# Quick Work & Energy Problem

1. Jun 15, 2014

### ThatDude

1. The problem statement, all variables and given/known data

A person is pushing a box on a floor with a 250 N force. The box is moving at a constant speed over 12.75 m.

(a) What quantity of work does the person do on the box?
(b) What quantity of word does friction do?
(c) What is the total work done?

2. The attempt at a solution

(a) W = F * d * cosx = (250 N)(12.75 m)(cos0) = 3187.5 Joules

(b) W = F * d * cosx = (250 N)(12.75 m)(cos180) = -3187.5 Joules

(c) Total work = Wperson + Wfriction = 3187.5 J + (-3187.5 J) = 0

2. Jun 15, 2014

Do you have a question?
Your working seems correct.(I don't have my calculator at the moment)

3. Jun 15, 2014

### ThatDude

I was wondering if my process for (c) was correct.

4. Jun 15, 2014

### Staff: Mentor

Probably not correct, but now I'm unsure of whether there is a strict convention to adhere to on the topic of friction. Were I to answer this as a test, I would have given the one identical answer to all 3 parts.

I wouldn't like to say zero total work has been done, because I can see that heat has been added to the system as a result of the friction. (So I'm tipping that maybe we say the work done by friction is zero.)

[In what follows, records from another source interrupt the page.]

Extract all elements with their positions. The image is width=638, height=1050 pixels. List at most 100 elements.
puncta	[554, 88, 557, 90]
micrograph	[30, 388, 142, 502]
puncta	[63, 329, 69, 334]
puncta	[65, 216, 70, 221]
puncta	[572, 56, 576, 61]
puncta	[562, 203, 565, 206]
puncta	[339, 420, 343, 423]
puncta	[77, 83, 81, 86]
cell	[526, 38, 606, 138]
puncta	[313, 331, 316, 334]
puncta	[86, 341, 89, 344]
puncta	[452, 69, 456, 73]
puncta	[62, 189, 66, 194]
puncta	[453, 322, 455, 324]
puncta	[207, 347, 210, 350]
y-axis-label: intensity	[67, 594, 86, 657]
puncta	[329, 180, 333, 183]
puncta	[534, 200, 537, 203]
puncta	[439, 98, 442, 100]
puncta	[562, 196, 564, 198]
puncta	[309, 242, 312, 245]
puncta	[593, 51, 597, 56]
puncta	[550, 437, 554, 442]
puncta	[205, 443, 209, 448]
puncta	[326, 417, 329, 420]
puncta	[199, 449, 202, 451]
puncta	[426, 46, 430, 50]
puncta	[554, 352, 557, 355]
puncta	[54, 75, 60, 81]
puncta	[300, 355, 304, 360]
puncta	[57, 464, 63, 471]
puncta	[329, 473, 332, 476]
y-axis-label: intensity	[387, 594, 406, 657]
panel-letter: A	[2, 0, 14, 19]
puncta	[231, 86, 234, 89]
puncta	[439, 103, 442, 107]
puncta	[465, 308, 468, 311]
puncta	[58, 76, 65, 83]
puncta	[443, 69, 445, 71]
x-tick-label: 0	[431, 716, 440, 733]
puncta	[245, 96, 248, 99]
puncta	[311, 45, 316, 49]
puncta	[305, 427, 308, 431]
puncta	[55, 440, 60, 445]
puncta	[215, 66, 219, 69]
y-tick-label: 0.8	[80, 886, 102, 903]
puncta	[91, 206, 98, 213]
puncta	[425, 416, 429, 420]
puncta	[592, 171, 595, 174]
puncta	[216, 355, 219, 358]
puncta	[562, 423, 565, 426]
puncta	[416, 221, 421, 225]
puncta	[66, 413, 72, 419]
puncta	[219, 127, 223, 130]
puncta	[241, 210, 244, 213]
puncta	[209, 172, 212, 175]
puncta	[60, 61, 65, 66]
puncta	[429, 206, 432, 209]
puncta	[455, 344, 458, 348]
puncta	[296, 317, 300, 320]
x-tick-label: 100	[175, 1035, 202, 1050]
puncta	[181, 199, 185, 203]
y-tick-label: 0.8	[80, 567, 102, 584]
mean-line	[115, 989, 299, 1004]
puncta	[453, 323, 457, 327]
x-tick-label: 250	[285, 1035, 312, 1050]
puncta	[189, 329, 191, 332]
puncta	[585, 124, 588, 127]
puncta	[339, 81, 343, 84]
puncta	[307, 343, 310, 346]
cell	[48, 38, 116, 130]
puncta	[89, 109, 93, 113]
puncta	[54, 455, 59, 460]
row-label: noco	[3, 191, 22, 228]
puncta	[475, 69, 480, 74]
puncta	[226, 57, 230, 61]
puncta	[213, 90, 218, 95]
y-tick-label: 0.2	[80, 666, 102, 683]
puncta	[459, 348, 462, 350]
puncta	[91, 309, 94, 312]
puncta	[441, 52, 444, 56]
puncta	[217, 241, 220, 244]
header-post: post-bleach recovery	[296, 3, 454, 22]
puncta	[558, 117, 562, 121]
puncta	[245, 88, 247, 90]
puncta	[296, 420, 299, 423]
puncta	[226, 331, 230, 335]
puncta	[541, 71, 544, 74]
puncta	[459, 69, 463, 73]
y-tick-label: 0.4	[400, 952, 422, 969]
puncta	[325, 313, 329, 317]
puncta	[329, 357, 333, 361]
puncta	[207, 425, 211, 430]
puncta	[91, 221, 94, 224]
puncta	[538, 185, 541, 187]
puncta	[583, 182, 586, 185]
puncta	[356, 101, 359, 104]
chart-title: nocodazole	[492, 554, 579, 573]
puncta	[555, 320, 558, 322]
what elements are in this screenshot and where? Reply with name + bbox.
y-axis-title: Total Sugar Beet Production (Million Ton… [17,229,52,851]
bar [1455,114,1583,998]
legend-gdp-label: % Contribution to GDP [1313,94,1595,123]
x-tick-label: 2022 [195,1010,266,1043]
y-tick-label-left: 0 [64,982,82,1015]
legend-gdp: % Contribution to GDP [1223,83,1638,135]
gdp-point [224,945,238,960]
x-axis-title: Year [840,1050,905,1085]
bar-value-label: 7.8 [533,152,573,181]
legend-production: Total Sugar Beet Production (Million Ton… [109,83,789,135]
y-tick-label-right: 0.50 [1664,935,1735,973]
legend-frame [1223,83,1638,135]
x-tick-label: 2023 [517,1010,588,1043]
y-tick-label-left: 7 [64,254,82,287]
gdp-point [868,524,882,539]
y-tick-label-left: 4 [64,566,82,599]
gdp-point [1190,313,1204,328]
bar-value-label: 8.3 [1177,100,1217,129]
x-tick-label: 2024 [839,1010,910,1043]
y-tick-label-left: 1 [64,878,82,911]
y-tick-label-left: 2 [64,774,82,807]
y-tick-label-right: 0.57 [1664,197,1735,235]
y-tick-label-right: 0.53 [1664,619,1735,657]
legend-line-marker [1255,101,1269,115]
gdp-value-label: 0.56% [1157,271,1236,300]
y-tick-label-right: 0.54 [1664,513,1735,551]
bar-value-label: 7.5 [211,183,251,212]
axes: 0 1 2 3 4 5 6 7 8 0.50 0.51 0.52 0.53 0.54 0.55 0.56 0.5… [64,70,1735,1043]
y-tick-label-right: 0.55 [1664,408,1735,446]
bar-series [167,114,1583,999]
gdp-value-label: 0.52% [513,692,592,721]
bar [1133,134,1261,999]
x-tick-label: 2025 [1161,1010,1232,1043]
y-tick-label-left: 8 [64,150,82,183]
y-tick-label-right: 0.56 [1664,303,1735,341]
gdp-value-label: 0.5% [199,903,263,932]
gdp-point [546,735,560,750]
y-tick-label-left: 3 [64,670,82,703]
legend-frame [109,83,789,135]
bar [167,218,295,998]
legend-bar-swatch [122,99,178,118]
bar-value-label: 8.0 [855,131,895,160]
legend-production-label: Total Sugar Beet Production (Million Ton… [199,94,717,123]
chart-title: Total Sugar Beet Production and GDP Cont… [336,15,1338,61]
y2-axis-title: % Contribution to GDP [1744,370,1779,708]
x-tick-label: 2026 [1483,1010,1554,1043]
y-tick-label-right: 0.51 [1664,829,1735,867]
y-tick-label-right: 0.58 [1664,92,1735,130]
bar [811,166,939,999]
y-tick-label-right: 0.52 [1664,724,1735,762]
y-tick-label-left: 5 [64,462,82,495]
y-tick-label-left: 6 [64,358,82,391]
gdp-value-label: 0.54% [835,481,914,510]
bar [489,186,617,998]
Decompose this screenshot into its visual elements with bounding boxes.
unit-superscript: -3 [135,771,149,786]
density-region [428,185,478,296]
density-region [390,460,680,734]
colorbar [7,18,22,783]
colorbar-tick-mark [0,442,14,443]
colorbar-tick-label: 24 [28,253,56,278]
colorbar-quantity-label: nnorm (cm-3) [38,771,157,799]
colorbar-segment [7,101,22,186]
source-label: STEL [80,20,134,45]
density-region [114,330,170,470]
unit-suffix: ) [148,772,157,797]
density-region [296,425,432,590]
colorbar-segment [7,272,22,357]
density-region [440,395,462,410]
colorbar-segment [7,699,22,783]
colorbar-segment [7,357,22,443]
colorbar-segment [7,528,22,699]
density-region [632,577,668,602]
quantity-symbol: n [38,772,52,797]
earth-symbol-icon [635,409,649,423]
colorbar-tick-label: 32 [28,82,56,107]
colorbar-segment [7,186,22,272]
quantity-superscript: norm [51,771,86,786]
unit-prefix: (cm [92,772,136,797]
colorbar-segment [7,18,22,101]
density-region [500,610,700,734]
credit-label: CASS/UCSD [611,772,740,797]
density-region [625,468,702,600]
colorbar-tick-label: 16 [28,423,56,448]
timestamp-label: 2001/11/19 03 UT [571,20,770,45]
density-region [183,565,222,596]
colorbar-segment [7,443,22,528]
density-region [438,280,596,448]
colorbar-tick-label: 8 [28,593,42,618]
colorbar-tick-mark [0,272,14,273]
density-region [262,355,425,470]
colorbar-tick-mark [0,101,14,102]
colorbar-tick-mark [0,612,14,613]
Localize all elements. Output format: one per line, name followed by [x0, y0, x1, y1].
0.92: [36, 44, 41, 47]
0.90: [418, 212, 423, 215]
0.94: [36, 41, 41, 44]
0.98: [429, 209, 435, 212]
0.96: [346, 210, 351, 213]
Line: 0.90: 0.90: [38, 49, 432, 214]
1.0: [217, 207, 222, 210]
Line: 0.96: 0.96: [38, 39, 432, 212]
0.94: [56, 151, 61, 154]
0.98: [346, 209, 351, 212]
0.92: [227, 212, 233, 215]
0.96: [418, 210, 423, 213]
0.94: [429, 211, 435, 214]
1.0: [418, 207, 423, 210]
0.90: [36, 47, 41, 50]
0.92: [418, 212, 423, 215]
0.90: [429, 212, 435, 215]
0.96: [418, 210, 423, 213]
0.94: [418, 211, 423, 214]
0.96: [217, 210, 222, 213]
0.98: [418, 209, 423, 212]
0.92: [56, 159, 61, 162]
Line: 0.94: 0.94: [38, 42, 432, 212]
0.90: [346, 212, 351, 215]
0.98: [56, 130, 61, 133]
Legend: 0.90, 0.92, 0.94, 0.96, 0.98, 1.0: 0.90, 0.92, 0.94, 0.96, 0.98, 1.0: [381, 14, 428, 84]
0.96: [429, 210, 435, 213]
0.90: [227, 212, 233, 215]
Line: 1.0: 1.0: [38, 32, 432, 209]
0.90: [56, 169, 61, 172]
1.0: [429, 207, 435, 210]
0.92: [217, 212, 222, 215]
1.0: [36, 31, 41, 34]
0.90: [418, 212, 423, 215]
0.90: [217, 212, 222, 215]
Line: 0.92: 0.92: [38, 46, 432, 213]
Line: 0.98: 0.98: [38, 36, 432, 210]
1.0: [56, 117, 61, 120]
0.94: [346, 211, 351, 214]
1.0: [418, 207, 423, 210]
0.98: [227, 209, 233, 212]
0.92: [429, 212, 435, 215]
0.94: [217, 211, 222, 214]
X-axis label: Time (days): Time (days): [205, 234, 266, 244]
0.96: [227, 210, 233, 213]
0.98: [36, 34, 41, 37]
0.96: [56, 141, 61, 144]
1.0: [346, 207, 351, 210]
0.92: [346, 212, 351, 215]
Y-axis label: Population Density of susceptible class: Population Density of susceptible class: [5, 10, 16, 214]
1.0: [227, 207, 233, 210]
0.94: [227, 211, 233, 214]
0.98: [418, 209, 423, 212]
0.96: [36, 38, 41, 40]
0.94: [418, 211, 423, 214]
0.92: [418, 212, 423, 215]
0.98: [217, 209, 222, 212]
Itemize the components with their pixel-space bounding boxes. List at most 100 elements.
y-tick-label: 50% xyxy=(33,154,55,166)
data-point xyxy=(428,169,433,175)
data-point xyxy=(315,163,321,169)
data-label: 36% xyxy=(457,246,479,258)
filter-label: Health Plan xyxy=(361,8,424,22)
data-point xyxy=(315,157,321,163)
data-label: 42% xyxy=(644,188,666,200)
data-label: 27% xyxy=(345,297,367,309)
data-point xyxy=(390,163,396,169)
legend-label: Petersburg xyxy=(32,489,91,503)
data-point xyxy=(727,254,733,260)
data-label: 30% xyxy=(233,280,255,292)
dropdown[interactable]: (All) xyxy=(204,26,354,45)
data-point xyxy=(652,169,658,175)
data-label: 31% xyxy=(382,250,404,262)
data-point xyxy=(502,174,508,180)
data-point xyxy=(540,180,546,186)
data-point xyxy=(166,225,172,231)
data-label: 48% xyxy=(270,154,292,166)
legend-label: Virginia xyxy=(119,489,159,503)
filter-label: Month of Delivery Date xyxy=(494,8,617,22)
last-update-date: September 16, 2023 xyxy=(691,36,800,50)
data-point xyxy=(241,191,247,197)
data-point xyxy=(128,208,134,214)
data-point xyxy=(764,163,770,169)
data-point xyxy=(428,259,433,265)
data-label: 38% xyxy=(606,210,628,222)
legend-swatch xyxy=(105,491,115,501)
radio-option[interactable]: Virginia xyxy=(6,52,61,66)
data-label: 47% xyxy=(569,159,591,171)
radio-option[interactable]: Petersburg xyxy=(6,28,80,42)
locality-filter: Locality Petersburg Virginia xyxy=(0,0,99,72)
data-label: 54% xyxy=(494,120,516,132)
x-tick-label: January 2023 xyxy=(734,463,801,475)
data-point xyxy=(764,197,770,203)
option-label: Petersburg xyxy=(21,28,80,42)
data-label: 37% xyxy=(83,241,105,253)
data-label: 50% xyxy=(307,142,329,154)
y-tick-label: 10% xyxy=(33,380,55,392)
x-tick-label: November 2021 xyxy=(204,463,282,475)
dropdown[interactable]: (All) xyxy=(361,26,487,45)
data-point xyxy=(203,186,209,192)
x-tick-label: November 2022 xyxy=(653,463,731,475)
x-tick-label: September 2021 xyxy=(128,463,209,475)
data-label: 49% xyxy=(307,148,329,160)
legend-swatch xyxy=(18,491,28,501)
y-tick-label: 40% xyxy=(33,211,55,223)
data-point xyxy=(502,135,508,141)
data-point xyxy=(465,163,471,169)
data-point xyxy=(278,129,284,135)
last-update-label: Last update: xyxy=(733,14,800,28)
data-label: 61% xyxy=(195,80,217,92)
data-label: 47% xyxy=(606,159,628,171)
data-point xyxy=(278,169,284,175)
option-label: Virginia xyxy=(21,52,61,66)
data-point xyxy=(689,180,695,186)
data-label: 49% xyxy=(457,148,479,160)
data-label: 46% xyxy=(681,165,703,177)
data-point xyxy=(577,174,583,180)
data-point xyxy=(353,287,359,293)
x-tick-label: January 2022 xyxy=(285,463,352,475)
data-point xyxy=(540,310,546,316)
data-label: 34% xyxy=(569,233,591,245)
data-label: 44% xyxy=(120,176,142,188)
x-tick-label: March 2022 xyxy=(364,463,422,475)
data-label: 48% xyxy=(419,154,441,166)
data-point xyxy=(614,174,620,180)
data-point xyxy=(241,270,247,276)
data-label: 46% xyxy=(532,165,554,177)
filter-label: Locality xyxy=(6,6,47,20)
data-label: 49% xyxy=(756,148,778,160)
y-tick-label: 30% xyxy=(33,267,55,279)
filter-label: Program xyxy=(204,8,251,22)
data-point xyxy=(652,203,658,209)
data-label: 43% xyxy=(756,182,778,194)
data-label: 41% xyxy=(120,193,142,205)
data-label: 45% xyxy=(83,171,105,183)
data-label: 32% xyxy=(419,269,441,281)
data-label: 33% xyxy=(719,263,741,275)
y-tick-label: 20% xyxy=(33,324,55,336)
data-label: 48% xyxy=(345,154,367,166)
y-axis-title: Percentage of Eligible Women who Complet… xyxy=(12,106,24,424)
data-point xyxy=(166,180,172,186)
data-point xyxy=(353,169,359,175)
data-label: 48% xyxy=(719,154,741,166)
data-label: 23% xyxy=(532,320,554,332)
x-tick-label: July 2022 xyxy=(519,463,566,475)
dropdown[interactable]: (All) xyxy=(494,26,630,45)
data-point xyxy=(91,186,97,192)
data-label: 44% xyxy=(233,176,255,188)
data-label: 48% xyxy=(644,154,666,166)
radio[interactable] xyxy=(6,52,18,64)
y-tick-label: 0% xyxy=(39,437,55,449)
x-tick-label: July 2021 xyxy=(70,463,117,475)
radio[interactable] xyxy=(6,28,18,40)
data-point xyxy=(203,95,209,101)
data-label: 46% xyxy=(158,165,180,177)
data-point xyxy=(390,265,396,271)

We'd best wait on to see what others say.

Last edited: Jun 15, 2014
5. Jun 15, 2014

### rude man

(b) is a negative number.
(c) = (a) + (b)

6. Jun 16, 2014

### Staff: Mentor

I can see why work done by friction is considered negative. W=F.s, so when motion is in a direction opposite to that of F then one of the terms will have a negative sign. For the block, though, where movement is in the same direction as F then their product will be positive, and positive work is done. Thanks rude man.

7. Jun 16, 2014

That means all the answers in the OP are correct

8. Jun 16, 2014

### rude man

In any case, yes, they are now correct if he did the math correctly.

Last edited: Jun 16, 2014
9. Jun 17, 2014

### Staff: Mentor

The confusion was mine. OP was correct from the start.